ちょっと前までは、使命感みたいなものが、
この違和感を埋めていた。

家族のため、会社のため、みんなのため、

みながそう思っていた頃は、
お互いの事情を理解して思いやってもいたけれど、

今は約束を守らなきゃとがんばったところで、
「そんなにしてくれなくてよかったのに」と言われる時代。



全体の意識は、個を尊重するほうにシフトしつつある。


全体の調和がよくて、個の尊重が悪いというようなことではなく、
森の生態系に象徴されるように、また宇宙全体がそうであるように

この宇宙は、破壊と再生のリズムの中にあり、
全体の調和に向かって進んできた時期が極に達して、
今は個を大切にしたいという意思が芽生えて
新しい秩序が生まれようという段階にきている。


ただ、みなが自分自身の内側に芽生えている「正直な気持ち」を
受け入れていないだけだ。



社会全体が、そのように選択していることは世界をみまわしてもわかる。
今までは、戦争のない平和な一致した世界を目指してきたけれど、
自国や、自身の身内の利益を優先する発言を繰り返すリーダーが政治の世界でトップにいる。

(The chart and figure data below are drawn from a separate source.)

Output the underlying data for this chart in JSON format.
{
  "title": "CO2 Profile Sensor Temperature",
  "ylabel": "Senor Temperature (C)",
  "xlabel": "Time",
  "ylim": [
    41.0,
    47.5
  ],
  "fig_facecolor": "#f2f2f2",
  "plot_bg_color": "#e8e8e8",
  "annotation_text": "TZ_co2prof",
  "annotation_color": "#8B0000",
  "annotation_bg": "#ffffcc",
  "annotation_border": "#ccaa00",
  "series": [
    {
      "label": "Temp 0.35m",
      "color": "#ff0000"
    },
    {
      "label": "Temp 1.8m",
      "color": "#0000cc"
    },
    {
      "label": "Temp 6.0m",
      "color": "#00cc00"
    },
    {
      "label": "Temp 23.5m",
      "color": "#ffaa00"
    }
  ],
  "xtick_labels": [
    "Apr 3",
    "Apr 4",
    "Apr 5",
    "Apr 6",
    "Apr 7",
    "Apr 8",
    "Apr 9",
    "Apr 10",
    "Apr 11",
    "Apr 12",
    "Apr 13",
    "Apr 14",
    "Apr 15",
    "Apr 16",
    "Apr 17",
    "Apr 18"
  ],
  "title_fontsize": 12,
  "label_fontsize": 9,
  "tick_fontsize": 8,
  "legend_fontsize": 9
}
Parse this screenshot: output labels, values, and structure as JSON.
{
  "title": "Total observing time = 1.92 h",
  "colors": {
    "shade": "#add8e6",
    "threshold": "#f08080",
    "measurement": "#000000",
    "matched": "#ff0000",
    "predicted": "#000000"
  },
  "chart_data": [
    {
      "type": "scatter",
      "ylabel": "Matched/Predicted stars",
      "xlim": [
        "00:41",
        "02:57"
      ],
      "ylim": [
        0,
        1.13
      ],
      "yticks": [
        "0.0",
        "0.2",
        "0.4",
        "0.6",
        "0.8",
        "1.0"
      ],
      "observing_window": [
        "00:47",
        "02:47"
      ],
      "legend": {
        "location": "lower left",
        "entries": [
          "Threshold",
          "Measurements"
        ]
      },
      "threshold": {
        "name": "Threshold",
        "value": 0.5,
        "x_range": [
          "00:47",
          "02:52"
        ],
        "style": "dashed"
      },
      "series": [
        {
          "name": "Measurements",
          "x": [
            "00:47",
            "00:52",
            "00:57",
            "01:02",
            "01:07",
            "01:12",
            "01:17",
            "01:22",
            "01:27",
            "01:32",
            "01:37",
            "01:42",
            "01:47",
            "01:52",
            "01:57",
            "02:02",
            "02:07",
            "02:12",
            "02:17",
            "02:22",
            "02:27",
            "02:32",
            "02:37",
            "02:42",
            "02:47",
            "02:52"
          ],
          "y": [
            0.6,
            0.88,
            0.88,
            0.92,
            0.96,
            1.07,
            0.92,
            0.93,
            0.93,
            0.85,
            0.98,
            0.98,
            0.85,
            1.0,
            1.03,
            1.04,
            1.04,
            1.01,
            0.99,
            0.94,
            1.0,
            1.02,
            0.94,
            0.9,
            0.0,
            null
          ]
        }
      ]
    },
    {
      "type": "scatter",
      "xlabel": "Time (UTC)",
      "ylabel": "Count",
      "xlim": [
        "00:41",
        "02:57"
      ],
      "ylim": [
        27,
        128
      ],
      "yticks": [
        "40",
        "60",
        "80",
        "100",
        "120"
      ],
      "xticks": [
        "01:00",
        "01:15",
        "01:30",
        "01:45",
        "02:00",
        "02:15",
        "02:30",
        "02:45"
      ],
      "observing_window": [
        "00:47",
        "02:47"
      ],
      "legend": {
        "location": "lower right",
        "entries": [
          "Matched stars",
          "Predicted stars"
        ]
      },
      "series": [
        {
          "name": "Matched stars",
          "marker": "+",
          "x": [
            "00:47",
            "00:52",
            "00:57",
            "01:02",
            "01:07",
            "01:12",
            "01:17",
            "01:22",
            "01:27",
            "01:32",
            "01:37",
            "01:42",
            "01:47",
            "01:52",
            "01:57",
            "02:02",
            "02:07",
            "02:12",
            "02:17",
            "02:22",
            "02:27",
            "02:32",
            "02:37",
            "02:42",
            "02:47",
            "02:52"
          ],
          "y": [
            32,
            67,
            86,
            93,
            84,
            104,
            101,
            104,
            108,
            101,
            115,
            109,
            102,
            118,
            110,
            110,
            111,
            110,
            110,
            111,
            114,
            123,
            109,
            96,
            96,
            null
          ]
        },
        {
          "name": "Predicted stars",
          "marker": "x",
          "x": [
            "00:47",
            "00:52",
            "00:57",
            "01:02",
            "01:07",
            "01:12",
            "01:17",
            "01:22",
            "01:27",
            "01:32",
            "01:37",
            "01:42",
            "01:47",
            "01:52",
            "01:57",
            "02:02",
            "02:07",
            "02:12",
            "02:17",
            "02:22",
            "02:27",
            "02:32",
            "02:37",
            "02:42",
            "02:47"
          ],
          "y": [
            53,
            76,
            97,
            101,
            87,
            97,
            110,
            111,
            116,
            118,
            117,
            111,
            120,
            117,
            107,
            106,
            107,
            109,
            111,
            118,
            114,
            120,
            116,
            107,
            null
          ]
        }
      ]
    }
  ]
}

これは、特定の政治家個人の問題ではなくて、社会全体の意識の結果に過ぎない。



全体の調和のためには、個の犠牲はやむをえないという考えは、まだ確かにあって、
その中では、「正直な気持ちの持ち主」は、単にわがままで迷惑な人になる。


だから、多くの人はそんな自分も、他者も受け入れられず、
全体の意思に迎合するために、自分に嘘をついている。



でも、自分に嘘をついて、「いい人」を演じることは、
いったいなんのためになるというのだろう。


多くの人が、思いと行動が一致していないことによって、
心を病み、幸せを感じられなくなっている。


自分を優先することは、ときに人の迷惑になる。
でも、それでいいとわたしは思う。


自分が迷惑をかけたぶん、人に優しくなれるものだからだ。


迷惑をかけないようにしている人は、そのストレスが他者に向かいがちだ。
「自分は人に迷惑をかけない」と宣言しているような人は、
他者にもそれを強要してしまう。



あたらしい秩序が生まれる前は、混沌とした時期を通り抜ける。
個の時代の到来は、いま政治の世界ですごいインパクトを与えているけれど、
それはいずれ、極に達して、収束に向かう。



宇宙はその誕生以来、マクロの世界でもミクロの世界でもそれを繰り返してきた。


だから、恐れずに、真実を生きよう。


あなたがいま選択する、あなたの真実は、
調和を乱し、破壊的であるかもしれないけれど、

調和を優先しているうちに、忘れ去られてしまった個の再生であり
新しい調和へのゆらぎでもあるのだから。